Suede gibi büyük bir grubun vokalisti olunca ne yaparsanız yapın, solo albümleriniz grubun gölgesinde kalır. Aynı durum Anderson’ın da başına geldi. Kendi adını taşıyan ilk solo çalışması beklentileri karşılamaktan çok uzaktı ancak müzik dünyasının da daha sonra albümlerine hak ettiği ilgiyi göstermediği kanısındayım.
“Black Rainbows”, Brett Anderson’ın sesinin sahip olduğu avantajı iyi kullanabildiği bir albüm. Karanlık ve dramatik ama aynı zamanda enerjik bir sound yakalamak kolay değil. Bu albüm, bu hedefe daha çok yaklaşmış.
Şarkı sözleri yine umutsuz aşk, önlenemez nefret, kıskançlık ve insan ilişkilerine dair şaşırtıcı ayrıntılarla bezenmiş. Küllük gibi gözler, sonbahar gibi saçlar, yanan döşekler, antiseptik gökyüzü gibi ilginç metaforlar kullanmış Anderson. Albümün adının "Black Rainbows" olması da, daha baştan albüme sinen ironik metaforların bir göstergesi.

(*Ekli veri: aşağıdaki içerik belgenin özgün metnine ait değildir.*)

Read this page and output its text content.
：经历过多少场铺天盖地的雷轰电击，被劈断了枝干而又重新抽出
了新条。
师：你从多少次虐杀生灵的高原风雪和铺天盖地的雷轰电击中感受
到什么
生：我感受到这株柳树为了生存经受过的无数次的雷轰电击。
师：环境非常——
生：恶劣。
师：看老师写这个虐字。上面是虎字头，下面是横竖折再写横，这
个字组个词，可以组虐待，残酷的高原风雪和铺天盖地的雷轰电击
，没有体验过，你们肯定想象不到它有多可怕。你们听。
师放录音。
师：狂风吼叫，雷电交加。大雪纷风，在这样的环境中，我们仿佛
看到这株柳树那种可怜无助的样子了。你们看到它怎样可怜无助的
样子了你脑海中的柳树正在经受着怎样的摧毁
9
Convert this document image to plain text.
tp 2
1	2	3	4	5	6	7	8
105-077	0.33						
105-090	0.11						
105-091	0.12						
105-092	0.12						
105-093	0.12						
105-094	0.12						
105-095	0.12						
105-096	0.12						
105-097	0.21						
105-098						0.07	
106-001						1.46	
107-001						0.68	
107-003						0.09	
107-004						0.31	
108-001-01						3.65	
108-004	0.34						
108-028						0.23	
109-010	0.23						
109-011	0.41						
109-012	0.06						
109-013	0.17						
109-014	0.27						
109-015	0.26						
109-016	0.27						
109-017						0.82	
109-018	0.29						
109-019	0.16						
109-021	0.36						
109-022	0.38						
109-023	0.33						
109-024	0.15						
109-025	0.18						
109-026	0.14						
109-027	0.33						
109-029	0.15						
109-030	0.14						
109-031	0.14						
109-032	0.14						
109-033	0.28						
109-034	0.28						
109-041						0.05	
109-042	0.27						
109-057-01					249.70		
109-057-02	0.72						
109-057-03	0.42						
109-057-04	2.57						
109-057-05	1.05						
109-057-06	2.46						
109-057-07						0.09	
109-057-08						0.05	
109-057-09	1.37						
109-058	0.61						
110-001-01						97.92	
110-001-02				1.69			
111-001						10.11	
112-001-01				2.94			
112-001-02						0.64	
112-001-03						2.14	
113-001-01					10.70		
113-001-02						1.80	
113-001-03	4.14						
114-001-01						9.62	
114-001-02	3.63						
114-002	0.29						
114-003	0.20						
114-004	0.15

Albüme glam rock dramasından esinler de yansımış, zaman zaman popvari bir sound da. Bir önceki albüm “Slow Attack”ta belirgin bir Talk Talk etkisi hissedilirken, bu defa şarkılardaki gitar soundu akla daha çok Echo and the Bunnymen’i getiriyor.
Brett Anderson’ın üçüncü albümünü de ortak yazdığı besteci / prodüktör Leo Abrahams’la ikinci çalışması bu. “Black Rainbows”da Suede hitleri “Trash” ya da “The Beautiful Ones” gibi şarkılar arıyorsanız hayal kırıklığı yaşarsınız.
Albümde akılda kalıcı melodileriyle “Brittle Heart”, “Unsung”, “Tin Men Dancing”, "This Must Be Where It Ends" gibi iyi şarkılar var ama bunların yanı sıra bazı zayıf yanlar da dikkatten kaçmıyor. Düzenlemeler ve enstrümantasyon açısından daha parlak bir çalışma yapılabilir ve daha zengin bir sound elde edilebilirdi.
Brett Anderson’ı yeni albüm turnesinde 14-15 Ekim tarihlerinde Salon’da dinleme olanağı bulacağız. Canlı performansı çok iyi bir müzisyen Anderson. Konseri heyecanla bekliyorum.